Lorsque la mère annonce sa grossesse, en particulier s'il s'agit de sa première, les célébrations sont fréquentes, notamment une douche de bébé qui fournit de nombreux articles dont les nouveaux parents ont besoin pour prendre soin de leur enfant. D'autres célébrations accompagnent la naissance. Historiquement, cependant, de nombreuses sociétés ont réservé leurs célébrations jusqu'à une période de temps après la naissance, afin de garantir la survie du nouvel enfant.

Circoncision

La circoncision masculine consiste à retirer tout ou partie du prépuce du pénis.
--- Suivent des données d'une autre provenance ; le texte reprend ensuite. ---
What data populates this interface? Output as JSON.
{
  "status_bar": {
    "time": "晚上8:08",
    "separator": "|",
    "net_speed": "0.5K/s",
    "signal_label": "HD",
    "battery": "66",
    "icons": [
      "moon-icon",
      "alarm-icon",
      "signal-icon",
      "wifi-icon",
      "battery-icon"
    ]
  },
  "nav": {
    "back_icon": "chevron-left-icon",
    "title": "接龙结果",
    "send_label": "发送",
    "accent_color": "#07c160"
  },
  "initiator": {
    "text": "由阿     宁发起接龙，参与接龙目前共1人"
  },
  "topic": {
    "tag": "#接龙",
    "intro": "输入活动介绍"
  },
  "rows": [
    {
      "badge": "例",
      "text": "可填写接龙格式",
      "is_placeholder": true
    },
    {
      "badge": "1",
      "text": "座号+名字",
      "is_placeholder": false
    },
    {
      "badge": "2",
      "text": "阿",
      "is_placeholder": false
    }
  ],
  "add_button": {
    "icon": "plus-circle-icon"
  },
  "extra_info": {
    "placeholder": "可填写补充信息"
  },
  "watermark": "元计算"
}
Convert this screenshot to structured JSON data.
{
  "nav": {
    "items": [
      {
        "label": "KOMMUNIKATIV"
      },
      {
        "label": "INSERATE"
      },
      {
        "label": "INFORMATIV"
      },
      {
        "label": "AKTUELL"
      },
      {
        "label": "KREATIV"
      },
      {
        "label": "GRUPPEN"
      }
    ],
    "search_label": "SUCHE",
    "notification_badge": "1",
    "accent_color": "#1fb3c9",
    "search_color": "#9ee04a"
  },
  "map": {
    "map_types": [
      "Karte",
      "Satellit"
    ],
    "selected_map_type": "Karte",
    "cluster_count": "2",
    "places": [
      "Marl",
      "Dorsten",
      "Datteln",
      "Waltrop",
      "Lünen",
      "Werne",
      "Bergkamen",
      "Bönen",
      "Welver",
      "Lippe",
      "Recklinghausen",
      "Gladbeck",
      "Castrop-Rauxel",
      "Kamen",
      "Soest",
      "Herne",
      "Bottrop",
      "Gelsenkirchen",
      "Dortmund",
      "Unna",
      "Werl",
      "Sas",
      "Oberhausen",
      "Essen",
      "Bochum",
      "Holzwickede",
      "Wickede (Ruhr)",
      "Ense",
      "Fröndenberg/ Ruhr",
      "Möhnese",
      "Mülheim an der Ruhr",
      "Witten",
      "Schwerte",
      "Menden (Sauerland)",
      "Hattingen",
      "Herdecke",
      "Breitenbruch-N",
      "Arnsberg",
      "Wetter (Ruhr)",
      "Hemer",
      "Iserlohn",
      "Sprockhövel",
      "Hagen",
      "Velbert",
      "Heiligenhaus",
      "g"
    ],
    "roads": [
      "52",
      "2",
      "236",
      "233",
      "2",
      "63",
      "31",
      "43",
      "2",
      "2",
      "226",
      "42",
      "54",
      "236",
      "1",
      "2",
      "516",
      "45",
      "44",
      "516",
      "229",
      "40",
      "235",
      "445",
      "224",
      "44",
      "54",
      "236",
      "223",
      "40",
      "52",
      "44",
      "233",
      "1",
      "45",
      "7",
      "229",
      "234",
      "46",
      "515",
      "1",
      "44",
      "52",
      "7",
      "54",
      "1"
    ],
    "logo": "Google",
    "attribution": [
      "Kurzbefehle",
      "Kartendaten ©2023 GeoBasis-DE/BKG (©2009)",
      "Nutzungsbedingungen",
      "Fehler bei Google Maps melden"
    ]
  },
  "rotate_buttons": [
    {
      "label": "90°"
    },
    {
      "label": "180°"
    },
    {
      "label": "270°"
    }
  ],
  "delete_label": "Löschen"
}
Le moment de la circoncision diffère d'une culture à l'autre: soit peu de temps après la naissance, pendant l'enfance, soit autour de la puberté dans le cadre d'un rite de passage. En tant que pratique religieuse, elle est la plus répandue dans les confessions juives et musulmanes. D'autres le pratiquent pour des raisons de santé.

Baptême infantile

Le baptême des nourrissons est la pratique religieuse chrétienne de baptiser les nourrissons ou les jeunes enfants comme une marque d'entrée dans la foi et donc de pouvoir recevoir la grâce qui en découle. La plupart des églises chrétiennes pratiquent le baptême des enfants, y compris l'église catholique romaine, l'église orthodoxe orientale, l'orthodoxie orientale, la communion anglicane, les luthériens, les presbytériens et les méthodistes, bien qu'un certain nombre de dénominations protestantes ne le fassent pas. Généralement, le baptême des enfants implique que le ministre verse de l'eau (affusion) ou de l'eau (aspersion) sur l'enfant.

Éducation

De nombreux rites de passage se concentrent sur l'éducation d'un enfant. Le premier jour d'école est un rite de passage particulièrement important dans la culture occidentale. L'achèvement des études, marqué par une cérémonie de remise des diplômes, est reconnu dans la plupart des cultures comme un rite de passage.

La maturité
Un jeune amérindien, vers 1907

L'arrivée des rituels d'âge, qui se produisent sous différentes formes dans la plupart des cultures, sont parmi les rites de passage les plus reconnus. Par exemple, les bals de débutante, qui sont traditionnellement détenus dans la société occidentale de la classe supérieure, et les quinceañeras (littéralement 15 ans), qui ont lieu dans les communautés hispaniques, marquent l'introduction d'une fille dans la féminité. Les fêtes d'anniversaire servent souvent de rites de passage, comme les fêtes «sweet seize» aux États-Unis.

Dans le judaïsme, selon la loi juive, lorsque les enfants juifs atteignent l'âge de la maturité (12 ans pour les filles, 13 ans pour les garçons), ils deviennent responsables de leurs actes. Une cérémonie spéciale Bar Mitzvah (Hébreu: בר מצוה), ou Bat Mitzvah pour les filles, marque l'âge auquel elles deviennent Bar Mitzvah signifiant littéralement «celui auquel les commandements s'appliquent»). Avant cet âge, la responsabilité de l'enfant de suivre la loi et la tradition juives incombe aux parents. Après cet âge, les enfants ont le privilège de participer à tous les domaines de la vie de la communauté juive et portent leur propre responsabilité pour la loi, la tradition et l'éthique rituelles juives.

Le Poy Sang Long est une cérémonie subie par des garçons en Birmanie et en Thaïlande où ils deviennent moines novices et vivent temporairement le mode de vie monastique. L'arrivée des rituels d'âge peut impliquer la scarification et diverses autres assurances physiques, parfois combinées à des expériences spirituelles comme dans la quête de la vision de nombreux Amérindiens.

Mariage

La fin de l'enfance, marquée symboliquement par les rituels de maturité, se conclut en réalité par le mariage. Car, par le mariage, un individu n'est plus seulement l'enfant de ses parents mais a commencé à fonder sa propre famille, dans laquelle il devient parent de ses propres enfants, poursuivant ainsi le cycle de la vie.

Les références

  • Ariès, Philippe. 1965.Des siècles d'enfance: une histoire sociale de la vie familiale. New York, NY: Vintage. ISBN 978-0394702865
  • Boas, George. 1966 1990. Le culte de Chil

    Voir la vidéo: Peppa Pig Français. Emilie Eléphant Journée de l'enfance 45 Minutes. Dessin Animé (Janvier 2021).